Jazz on the Water, Introducing Ngayogjazz 2023

Mbak Wiwin carefully pours broth into a bowl at her soto stall, behind her sit four elderly ladies observing as the crew of Ngayogjazz 2023 put the final touches to the site around them. The vocals of the nearby Hamengkoni stage float over. “We’re not too familiar with jazz. In the village we’re used to Campursari, Dangdut – this is a new experience for us.” They said, looking forward to the thousands of people expected to descend on their village.

Gancahan, the home of these ladies, will for one day be transformed into the home of one of Yogyakarta’s biggest, and entirely free, jazz festival.

In its 17th iteration, the festival is bringing in a wave of new and familiar faces – from the velvety classics of White Shoes and the Couples Company, twinkly strings of Petik Cantik Nusantara to the heavy beats of Kuntari – to Gancahan across the site’s six stages.

There are also a number of international faces making themselves known this year, including Netherland-based Kretek Beats and Tom van der Zaal Quartet Ft. Rubah di Selatan.

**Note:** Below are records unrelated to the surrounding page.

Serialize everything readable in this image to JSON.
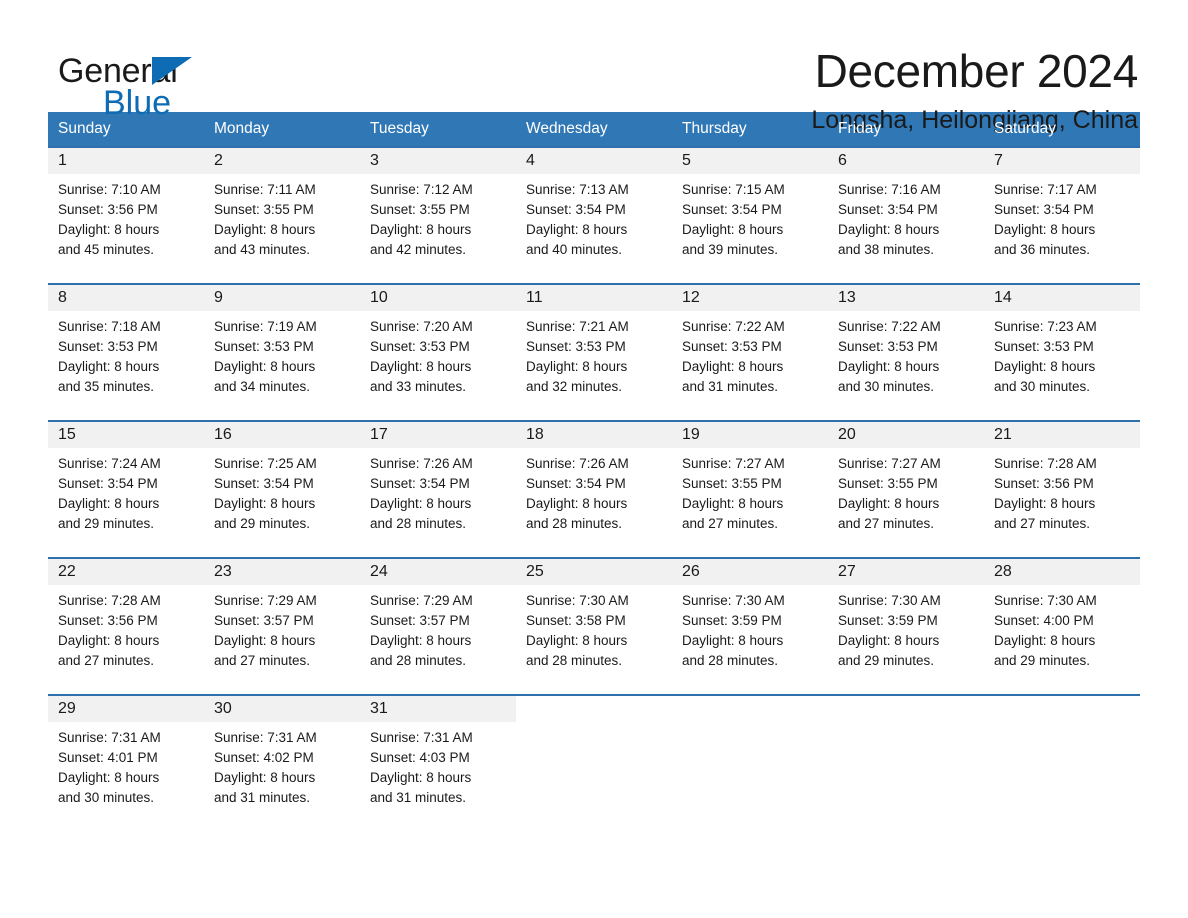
{
  "brand": {
    "name_part1": "General",
    "name_part2": "Blue",
    "triangle_color": "#0d6cb4"
  },
  "header": {
    "month_title": "December 2024",
    "location": "Longsha, Heilongjiang, China"
  },
  "calendar": {
    "accent_color": "#3077b5",
    "row_border_color": "#2f6fad",
    "daynum_band_color": "#f1f1f1",
    "weekday_headers": [
      "Sunday",
      "Monday",
      "Tuesday",
      "Wednesday",
      "Thursday",
      "Friday",
      "Saturday"
    ],
    "weeks": [
      [
        {
          "day": "1",
          "sunrise": "Sunrise: 7:10 AM",
          "sunset": "Sunset: 3:56 PM",
          "daylight_line1": "Daylight: 8 hours",
          "daylight_line2": "and 45 minutes."
        },
        {
          "day": "2",
          "sunrise": "Sunrise: 7:11 AM",
          "sunset": "Sunset: 3:55 PM",
          "daylight_line1": "Daylight: 8 hours",
          "daylight_line2": "and 43 minutes."
        },
        {
          "day": "3",
          "sunrise": "Sunrise: 7:12 AM",
          "sunset": "Sunset: 3:55 PM",
          "daylight_line1": "Daylight: 8 hours",
          "daylight_line2": "and 42 minutes."
        },
        {
          "day": "4",
          "sunrise": "Sunrise: 7:13 AM",
          "sunset": "Sunset: 3:54 PM",
          "daylight_line1": "Daylight: 8 hours",
          "daylight_line2": "and 40 minutes."
        },
        {
          "day": "5",
          "sunrise": "Sunrise: 7:15 AM",
          "sunset": "Sunset: 3:54 PM",
          "daylight_line1": "Daylight: 8 hours",
          "daylight_line2": "and 39 minutes."
        },
        {
          "day": "6",
          "sunrise": "Sunrise: 7:16 AM",
          "sunset": "Sunset: 3:54 PM",
          "daylight_line1": "Daylight: 8 hours",
          "daylight_line2": "and 38 minutes."
        },
        {
          "day": "7",
          "sunrise": "Sunrise: 7:17 AM",
          "sunset": "Sunset: 3:54 PM",
          "daylight_line1": "Daylight: 8 hours",
          "daylight_line2": "and 36 minutes."
        }
      ],
      [
        {
          "day": "8",
          "sunrise": "Sunrise: 7:18 AM",
          "sunset": "Sunset: 3:53 PM",
          "daylight_line1": "Daylight: 8 hours",
          "daylight_line2": "and 35 minutes."
        },
        {
          "day": "9",
          "sunrise": "Sunrise: 7:19 AM",
          "sunset": "Sunset: 3:53 PM",
          "daylight_line1": "Daylight: 8 hours",
          "daylight_line2": "and 34 minutes."
        },
        {
          "day": "10",
          "sunrise": "Sunrise: 7:20 AM",
          "sunset": "Sunset: 3:53 PM",
          "daylight_line1": "Daylight: 8 hours",
          "daylight_line2": "and 33 minutes."
        },
        {
          "day": "11",
          "sunrise": "Sunrise: 7:21 AM",
          "sunset": "Sunset: 3:53 PM",
          "daylight_line1": "Daylight: 8 hours",
          "daylight_line2": "and 32 minutes."
        },
        {
          "day": "12",
          "sunrise": "Sunrise: 7:22 AM",
          "sunset": "Sunset: 3:53 PM",
          "daylight_line1": "Daylight: 8 hours",
          "daylight_line2": "and 31 minutes."
        },
        {
          "day": "13",
          "sunrise": "Sunrise: 7:22 AM",
          "sunset": "Sunset: 3:53 PM",
          "daylight_line1": "Daylight: 8 hours",
          "daylight_line2": "and 30 minutes."
        },
        {
          "day": "14",
          "sunrise": "Sunrise: 7:23 AM",
          "sunset": "Sunset: 3:53 PM",
          "daylight_line1": "Daylight: 8 hours",
          "daylight_line2": "and 30 minutes."
        }
      ],
      [
        {
          "day": "15",
          "sunrise": "Sunrise: 7:24 AM",
          "sunset": "Sunset: 3:54 PM",
          "daylight_line1": "Daylight: 8 hours",
          "daylight_line2": "and 29 minutes."
        },
        {
          "day": "16",
          "sunrise": "Sunrise: 7:25 AM",
          "sunset": "Sunset: 3:54 PM",
          "daylight_line1": "Daylight: 8 hours",
          "daylight_line2": "and 29 minutes."
        },
        {
          "day": "17",
          "sunrise": "Sunrise: 7:26 AM",
          "sunset": "Sunset: 3:54 PM",
          "daylight_line1": "Daylight: 8 hours",
          "daylight_line2": "and 28 minutes."
        },
        {
          "day": "18",
          "sunrise": "Sunrise: 7:26 AM",
          "sunset": "Sunset: 3:54 PM",
          "daylight_line1": "Daylight: 8 hours",
          "daylight_line2": "and 28 minutes."
        },
        {
          "day": "19",
          "sunrise": "Sunrise: 7:27 AM",
          "sunset": "Sunset: 3:55 PM",
          "daylight_line1": "Daylight: 8 hours",
          "daylight_line2": "and 27 minutes."
        },
        {
          "day": "20",
          "sunrise": "Sunrise: 7:27 AM",
          "sunset": "Sunset: 3:55 PM",
          "daylight_line1": "Daylight: 8 hours",
          "daylight_line2": "and 27 minutes."
        },
        {
          "day": "21",
          "sunrise": "Sunrise: 7:28 AM",
          "sunset": "Sunset: 3:56 PM",
          "daylight_line1": "Daylight: 8 hours",
          "daylight_line2": "and 27 minutes."
        }
      ],
      [
        {
          "day": "22",
          "sunrise": "Sunrise: 7:28 AM",
          "sunset": "Sunset: 3:56 PM",
          "daylight_line1": "Daylight: 8 hours",
          "daylight_line2": "and 27 minutes."
        },
        {
          "day": "23",
          "sunrise": "Sunrise: 7:29 AM",
          "sunset": "Sunset: 3:57 PM",
          "daylight_line1": "Daylight: 8 hours",
          "daylight_line2": "and 27 minutes."
        },
        {
          "day": "24",
          "sunrise": "Sunrise: 7:29 AM",
          "sunset": "Sunset: 3:57 PM",
          "daylight_line1": "Daylight: 8 hours",
          "daylight_line2": "and 28 minutes."
        },
        {
          "day": "25",
          "sunrise": "Sunrise: 7:30 AM",
          "sunset": "Sunset: 3:58 PM",
          "daylight_line1": "Daylight: 8 hours",
          "daylight_line2": "and 28 minutes."
        },
        {
          "day": "26",
          "sunrise": "Sunrise: 7:30 AM",
          "sunset": "Sunset: 3:59 PM",
          "daylight_line1": "Daylight: 8 hours",
          "daylight_line2": "and 28 minutes."
        },
        {
          "day": "27",
          "sunrise": "Sunrise: 7:30 AM",
          "sunset": "Sunset: 3:59 PM",
          "daylight_line1": "Daylight: 8 hours",
          "daylight_line2": "and 29 minutes."
        },
        {
          "day": "28",
          "sunrise": "Sunrise: 7:30 AM",
          "sunset": "Sunset: 4:00 PM",
          "daylight_line1": "Daylight: 8 hours",
          "daylight_line2": "and 29 minutes."
        }
      ],
      [
        {
          "day": "29",
          "sunrise": "Sunrise: 7:31 AM",
          "sunset": "Sunset: 4:01 PM",
          "daylight_line1": "Daylight: 8 hours",
          "daylight_line2": "and 30 minutes."
        },
        {
          "day": "30",
          "sunrise": "Sunrise: 7:31 AM",
          "sunset": "Sunset: 4:02 PM",
          "daylight_line1": "Daylight: 8 hours",
          "daylight_line2": "and 31 minutes."
        },
        {
          "day": "31",
          "sunrise": "Sunrise: 7:31 AM",
          "sunset": "Sunset: 4:03 PM",
          "daylight_line1": "Daylight: 8 hours",
          "daylight_line2": "and 31 minutes."
        },
        {
          "day": "",
          "sunrise": "",
          "sunset": "",
          "daylight_line1": "",
          "daylight_line2": ""
        },
        {
          "day": "",
          "sunrise": "",
          "sunset": "",
          "daylight_line1": "",
          "daylight_line2": ""
        },
        {
          "day": "",
          "sunrise": "",
          "sunset": "",
          "daylight_line1": "",
          "daylight_line2": ""
        },
        {
          "day": "",
          "sunrise": "",
          "sunset": "",
          "daylight_line1": "",
          "daylight_line2": ""
        }
      ]
    ]
  }
}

On the other side of the village, Paris-based musicians Samy Thiébault and Felipe Cabrera recline on a bamboo bench, black coffee in hand, waiting for their 11 A.M. soundcheck on the Hangayomi stage. It is Felipe’s first time in Jogja but Samy’s second, having performed at Yogyakarta’s mainstay jazz night, Jazz Mben Senen, seven years prior. The standard of the musicians he had played with then had stayed with him, and he was looking forward to sharing their Cuban-infused jazz in the very same city this evening.

Each year Ngayogjazz’s organisers make sure the festival works like a conversation between the event and the “spirit” of the host village, with the stages, pasar jazz market spots and workshop spaces weaved throughout the streets and alleyways. Somehow this scattered, fluid setting is the most conducive for listening to jazz and exploring new music.

 

This year, the heart of the festival is Gagak Suro Lake, where locals say Jogja’s first Sultan, Sri Sultan Hamengku Buwono I, appeared before a man fishing and asked him to choose the location of Yogyakarta’s palace. Today, the Sultan may not appear with such a request, but there are many other activities, musical and otherwise, to give the village news stories to tell in the future.

By the lake, away from the music is Guyub Jogja, a selection of stands found within the trees by the lake offers festivalgoers the chance to sample the best coffee from around Indonesia with Komunitas Kopi Nusantara, Gancahan’s plastic recycling community offering furniture made from the village’s waste, and Unen Unen, a community offering travelling music lessons to name just a few. It was here that the morning was abuzz with activity, members of each community sat drinking coffee and speaking about the day’s events.

But as the afternoon set in and the midday call to prayer rang through the village, all ate it was nearly time for the festival to start. From the lake the festival opened, beginning with the ceremonial walk of the Bregada from the Hamengkoni stage all the way down to the Hangresnani stage, the crowd slowly swelling until suddenly the village was full.

And as the sun slowly dipped and the atmosphere began to build with the sound of basslines and groups of friends rejoicing as they bumping into each other, it was time for Ngayogjazz 2023 to truly begin.